Les peuples joyeux vont être libéré par le feu. Le feu sacré de la Saint Con. L’humanité n’est plus ce qu’elle était avant : un ramassis de larves égoïstes ; l’humanité va chanter son dernier chant, mais ce n’est pas un chant funèbre : c’est un jazz soul emprunté à un Chet Baker loquace avec des gens qui lui déplaisent !

Déjà la fosse noire se prépare à accueillir en son sein le bûcher festif.
(A ce moment du récit la caméra opère un travelling et retourne sur un flash back où l’on voit un enfant dans son lit malade d’un exorcisme ; et l’exorciste en question passe la porte de la chambre.
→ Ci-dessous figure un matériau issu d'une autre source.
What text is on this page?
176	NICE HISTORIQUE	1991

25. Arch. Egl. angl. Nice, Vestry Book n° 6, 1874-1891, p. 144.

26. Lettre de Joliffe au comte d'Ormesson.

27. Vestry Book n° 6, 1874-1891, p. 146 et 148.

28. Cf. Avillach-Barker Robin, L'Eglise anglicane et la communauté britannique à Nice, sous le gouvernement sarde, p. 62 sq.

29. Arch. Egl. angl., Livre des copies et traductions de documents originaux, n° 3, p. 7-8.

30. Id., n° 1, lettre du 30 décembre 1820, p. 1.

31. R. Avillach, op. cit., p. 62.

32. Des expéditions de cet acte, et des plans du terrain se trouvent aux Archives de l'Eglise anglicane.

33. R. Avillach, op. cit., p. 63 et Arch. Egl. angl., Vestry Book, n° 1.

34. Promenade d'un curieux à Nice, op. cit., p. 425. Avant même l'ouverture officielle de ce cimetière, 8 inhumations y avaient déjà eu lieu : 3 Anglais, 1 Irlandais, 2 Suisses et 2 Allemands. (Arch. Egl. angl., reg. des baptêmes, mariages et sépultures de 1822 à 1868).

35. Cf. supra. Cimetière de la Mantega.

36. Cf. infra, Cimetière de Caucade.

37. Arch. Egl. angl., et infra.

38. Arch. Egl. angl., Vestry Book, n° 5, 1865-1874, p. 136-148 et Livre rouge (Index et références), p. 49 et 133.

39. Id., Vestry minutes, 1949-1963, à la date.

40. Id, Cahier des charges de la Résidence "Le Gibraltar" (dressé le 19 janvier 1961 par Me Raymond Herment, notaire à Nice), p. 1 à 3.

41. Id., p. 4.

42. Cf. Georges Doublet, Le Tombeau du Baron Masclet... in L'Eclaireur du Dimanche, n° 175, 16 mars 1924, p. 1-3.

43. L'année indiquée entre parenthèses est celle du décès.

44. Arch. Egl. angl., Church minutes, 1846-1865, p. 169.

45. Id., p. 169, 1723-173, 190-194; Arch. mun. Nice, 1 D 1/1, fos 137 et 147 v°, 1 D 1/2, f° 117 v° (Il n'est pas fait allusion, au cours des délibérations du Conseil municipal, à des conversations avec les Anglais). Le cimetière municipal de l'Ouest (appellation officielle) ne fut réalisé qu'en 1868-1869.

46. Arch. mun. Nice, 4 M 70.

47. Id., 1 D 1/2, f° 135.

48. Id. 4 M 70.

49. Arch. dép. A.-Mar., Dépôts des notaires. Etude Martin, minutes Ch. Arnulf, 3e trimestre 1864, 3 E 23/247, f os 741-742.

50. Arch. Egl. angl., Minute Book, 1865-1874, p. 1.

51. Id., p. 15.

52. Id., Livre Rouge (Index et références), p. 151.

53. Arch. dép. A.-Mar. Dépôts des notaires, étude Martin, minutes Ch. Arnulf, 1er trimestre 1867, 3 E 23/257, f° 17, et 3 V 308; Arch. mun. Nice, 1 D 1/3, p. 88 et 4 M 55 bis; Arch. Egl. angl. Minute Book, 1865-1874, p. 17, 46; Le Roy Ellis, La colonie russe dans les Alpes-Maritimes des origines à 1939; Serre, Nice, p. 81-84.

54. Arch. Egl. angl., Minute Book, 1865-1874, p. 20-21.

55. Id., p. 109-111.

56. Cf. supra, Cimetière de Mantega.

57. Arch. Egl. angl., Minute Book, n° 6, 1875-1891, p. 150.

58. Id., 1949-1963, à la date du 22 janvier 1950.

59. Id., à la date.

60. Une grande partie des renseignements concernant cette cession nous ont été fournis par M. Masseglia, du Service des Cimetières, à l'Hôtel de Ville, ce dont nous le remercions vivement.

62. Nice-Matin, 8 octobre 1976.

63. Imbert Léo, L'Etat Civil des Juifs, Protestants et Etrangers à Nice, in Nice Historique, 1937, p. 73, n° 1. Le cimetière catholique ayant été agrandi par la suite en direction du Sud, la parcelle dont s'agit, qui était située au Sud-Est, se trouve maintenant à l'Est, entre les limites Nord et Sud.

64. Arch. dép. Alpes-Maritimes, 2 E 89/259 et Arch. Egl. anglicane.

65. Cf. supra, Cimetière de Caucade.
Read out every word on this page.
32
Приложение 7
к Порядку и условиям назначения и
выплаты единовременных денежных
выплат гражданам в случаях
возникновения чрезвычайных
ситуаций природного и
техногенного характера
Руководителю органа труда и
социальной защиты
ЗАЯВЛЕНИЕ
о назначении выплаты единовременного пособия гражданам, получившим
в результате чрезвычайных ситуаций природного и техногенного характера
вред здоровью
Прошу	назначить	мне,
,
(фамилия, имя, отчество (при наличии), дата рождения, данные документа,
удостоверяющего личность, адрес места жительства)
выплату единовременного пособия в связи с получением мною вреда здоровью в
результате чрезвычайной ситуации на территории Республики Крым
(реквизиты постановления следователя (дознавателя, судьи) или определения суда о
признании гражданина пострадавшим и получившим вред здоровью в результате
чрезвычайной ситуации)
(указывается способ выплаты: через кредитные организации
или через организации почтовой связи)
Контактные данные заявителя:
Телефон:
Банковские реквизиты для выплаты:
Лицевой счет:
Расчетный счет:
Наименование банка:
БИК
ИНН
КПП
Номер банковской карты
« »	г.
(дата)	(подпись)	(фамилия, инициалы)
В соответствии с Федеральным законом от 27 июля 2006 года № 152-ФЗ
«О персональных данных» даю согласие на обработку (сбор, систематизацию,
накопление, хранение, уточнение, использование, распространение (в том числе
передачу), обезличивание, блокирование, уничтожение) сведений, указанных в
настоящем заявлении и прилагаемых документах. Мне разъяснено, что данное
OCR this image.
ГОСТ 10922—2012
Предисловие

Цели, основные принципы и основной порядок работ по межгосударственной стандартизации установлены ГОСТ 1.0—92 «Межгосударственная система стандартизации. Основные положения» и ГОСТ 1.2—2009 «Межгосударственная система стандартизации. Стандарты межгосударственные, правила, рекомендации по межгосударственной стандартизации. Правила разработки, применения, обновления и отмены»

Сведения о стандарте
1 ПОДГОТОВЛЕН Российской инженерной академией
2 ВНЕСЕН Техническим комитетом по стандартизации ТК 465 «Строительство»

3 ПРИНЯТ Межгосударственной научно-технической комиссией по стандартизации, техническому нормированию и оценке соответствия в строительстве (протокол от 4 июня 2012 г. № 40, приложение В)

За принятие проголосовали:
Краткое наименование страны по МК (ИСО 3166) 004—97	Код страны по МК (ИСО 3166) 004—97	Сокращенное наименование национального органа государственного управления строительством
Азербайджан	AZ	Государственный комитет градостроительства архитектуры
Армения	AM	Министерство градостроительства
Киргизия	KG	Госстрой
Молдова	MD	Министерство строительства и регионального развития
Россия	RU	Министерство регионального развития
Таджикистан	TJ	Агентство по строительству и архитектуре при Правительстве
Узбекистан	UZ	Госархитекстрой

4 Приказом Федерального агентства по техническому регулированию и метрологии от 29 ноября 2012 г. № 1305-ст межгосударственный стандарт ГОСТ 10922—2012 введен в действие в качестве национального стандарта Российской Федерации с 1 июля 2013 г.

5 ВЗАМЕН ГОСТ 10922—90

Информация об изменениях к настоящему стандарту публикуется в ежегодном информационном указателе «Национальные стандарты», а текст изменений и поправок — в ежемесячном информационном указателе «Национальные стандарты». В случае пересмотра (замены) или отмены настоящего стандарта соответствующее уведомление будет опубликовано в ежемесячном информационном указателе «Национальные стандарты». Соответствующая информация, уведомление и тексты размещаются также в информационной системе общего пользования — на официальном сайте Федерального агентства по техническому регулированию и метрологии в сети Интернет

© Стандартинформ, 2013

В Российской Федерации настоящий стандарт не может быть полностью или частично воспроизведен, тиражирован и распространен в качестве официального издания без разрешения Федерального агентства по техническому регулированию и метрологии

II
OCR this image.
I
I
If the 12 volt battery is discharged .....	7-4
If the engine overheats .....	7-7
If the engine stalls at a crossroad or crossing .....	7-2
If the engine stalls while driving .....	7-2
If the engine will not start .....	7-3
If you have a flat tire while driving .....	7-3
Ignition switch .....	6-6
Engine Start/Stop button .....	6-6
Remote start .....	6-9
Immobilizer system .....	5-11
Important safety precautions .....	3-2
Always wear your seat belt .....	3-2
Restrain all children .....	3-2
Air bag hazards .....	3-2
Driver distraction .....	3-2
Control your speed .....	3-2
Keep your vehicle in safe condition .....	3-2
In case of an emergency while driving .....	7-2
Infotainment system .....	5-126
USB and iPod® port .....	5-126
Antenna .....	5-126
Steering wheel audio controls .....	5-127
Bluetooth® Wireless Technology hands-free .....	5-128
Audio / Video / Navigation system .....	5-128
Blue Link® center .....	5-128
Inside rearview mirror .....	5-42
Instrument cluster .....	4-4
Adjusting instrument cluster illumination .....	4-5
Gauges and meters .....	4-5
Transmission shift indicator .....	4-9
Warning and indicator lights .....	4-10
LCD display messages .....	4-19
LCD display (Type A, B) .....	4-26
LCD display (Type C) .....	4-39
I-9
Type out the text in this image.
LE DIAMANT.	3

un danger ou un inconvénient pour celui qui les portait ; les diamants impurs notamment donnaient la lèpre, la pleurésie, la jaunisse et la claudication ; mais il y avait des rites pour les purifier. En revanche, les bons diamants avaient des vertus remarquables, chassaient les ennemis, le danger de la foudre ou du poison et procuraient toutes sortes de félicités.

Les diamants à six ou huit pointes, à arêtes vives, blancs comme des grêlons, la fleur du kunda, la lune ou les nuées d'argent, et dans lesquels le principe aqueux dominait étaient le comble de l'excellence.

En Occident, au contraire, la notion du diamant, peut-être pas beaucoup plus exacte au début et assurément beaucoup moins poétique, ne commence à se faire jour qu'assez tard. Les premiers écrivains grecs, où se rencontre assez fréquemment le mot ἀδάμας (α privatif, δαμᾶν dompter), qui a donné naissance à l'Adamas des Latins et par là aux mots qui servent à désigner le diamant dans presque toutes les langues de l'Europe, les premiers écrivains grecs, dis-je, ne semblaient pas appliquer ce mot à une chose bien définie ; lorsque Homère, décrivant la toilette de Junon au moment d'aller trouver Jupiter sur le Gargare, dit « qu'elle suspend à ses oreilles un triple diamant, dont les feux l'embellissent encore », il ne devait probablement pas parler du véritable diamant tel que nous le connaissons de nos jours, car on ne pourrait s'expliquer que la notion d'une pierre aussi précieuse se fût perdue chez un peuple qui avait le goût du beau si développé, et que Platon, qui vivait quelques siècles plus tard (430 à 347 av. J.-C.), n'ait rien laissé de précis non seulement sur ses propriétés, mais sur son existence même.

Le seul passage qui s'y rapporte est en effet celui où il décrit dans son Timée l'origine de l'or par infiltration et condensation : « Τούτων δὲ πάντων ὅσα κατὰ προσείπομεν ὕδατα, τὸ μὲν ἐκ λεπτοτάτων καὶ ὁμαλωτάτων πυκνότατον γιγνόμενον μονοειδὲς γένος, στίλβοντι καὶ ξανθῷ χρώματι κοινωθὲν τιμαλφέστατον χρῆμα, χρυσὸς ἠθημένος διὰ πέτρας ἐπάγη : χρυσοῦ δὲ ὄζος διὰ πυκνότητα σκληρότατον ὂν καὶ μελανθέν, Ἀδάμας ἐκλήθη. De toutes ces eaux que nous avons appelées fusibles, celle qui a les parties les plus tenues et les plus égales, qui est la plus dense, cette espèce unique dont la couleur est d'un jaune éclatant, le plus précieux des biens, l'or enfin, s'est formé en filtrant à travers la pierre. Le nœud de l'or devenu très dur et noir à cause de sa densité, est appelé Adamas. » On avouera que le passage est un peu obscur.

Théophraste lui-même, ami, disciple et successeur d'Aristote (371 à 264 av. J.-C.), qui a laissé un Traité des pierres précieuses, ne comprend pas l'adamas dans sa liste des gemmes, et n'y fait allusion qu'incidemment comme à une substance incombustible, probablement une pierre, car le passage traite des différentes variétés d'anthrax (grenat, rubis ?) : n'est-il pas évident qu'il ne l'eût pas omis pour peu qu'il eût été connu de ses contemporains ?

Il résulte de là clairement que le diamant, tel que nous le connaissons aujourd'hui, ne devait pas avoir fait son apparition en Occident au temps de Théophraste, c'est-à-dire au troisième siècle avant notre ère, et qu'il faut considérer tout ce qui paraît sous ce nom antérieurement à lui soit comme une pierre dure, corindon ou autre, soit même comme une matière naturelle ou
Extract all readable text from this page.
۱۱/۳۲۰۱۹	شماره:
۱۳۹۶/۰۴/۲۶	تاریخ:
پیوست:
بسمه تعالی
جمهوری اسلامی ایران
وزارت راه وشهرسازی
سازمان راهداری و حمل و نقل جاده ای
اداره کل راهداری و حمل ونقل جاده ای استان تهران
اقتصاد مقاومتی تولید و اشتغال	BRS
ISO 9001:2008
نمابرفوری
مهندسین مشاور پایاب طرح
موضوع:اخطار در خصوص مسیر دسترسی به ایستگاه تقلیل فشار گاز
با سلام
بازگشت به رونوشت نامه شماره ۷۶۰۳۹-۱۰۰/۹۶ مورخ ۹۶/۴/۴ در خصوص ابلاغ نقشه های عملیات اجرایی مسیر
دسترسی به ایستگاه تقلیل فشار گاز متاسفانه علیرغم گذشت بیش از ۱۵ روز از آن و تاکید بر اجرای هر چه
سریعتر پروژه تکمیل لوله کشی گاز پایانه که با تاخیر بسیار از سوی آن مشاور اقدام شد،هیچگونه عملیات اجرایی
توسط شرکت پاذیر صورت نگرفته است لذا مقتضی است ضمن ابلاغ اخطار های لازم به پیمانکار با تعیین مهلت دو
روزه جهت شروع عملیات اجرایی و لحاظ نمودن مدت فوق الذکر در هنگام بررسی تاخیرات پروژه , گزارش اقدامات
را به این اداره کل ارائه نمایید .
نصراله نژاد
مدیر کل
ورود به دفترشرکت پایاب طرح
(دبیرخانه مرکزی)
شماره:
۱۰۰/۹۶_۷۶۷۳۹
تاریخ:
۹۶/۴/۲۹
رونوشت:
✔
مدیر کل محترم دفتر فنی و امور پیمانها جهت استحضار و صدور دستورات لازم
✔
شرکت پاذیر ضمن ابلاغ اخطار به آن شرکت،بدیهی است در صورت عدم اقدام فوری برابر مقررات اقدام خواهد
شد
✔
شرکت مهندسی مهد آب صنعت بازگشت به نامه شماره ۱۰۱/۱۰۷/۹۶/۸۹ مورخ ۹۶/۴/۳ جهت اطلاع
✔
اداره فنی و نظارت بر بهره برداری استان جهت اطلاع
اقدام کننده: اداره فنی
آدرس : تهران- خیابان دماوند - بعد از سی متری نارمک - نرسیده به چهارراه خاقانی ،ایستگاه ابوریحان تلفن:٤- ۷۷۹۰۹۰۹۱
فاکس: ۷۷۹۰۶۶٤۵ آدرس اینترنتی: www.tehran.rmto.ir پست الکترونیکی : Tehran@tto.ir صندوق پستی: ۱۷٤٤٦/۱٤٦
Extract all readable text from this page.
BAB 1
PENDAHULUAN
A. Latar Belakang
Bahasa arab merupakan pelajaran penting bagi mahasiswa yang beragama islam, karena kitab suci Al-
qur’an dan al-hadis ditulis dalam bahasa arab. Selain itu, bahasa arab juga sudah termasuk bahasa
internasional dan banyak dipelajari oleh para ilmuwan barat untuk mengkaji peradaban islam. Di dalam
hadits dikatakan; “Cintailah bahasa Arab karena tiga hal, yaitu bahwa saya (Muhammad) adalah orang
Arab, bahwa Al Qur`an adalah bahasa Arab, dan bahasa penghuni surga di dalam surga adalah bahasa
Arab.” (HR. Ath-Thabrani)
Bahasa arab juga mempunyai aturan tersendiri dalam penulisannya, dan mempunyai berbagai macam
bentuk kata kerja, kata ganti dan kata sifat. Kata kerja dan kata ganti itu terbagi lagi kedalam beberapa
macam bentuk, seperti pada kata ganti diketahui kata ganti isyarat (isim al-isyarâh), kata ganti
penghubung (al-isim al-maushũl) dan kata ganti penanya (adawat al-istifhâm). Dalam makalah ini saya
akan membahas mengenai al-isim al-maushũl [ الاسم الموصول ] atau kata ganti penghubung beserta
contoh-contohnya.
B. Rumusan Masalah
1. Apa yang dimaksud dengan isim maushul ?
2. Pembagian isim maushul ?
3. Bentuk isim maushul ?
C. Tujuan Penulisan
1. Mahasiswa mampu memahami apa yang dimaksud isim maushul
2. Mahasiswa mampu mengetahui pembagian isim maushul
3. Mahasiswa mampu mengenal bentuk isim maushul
On devine sous les traits durs et secs de l’exorciste qu’il est lui aussi malade de son quotidien et que sa joie de vivre ancienne n’est qu’un lointain souvenir.)

Entre les quatre murs froids de mon abris souterrain, le film finit par la vue panoramique d’un  rétro-projecteur illuminé par les lueurs crépusculaires du bûcher.

Entre les quatre murs froids aussi, l’espace devient comme l’écho d’un huis-clos et un long vagabondage des Esprits brûlés vifs s’amorcent. Des fantômes aux faciès déformés, plombés, blêmis, incendiés, qui ont quitté leur masque profitant de ce moment de purification.

La caméra repart aussitôt dans les bois de Nottingham où l’on peut voir une matrone se déshabiller, un gars perdu se maquiller comme Monroe, et une mystérieuse actrice qui ne connaît pas son rôle, elle-aussi paumée dans ce décor.

L'histoire du film, son histoire à voir sur tous les écrans de cinéma de la ville, continue dans la rue : chaque spectateur étant invité à filmer, à l’aide de son smartphone, les incidents générés par le feu de la Saint Con.

Les damnés brûlent sans conscience. Ils descendent les enfers, baignés d’une douce lumière crépusculaire.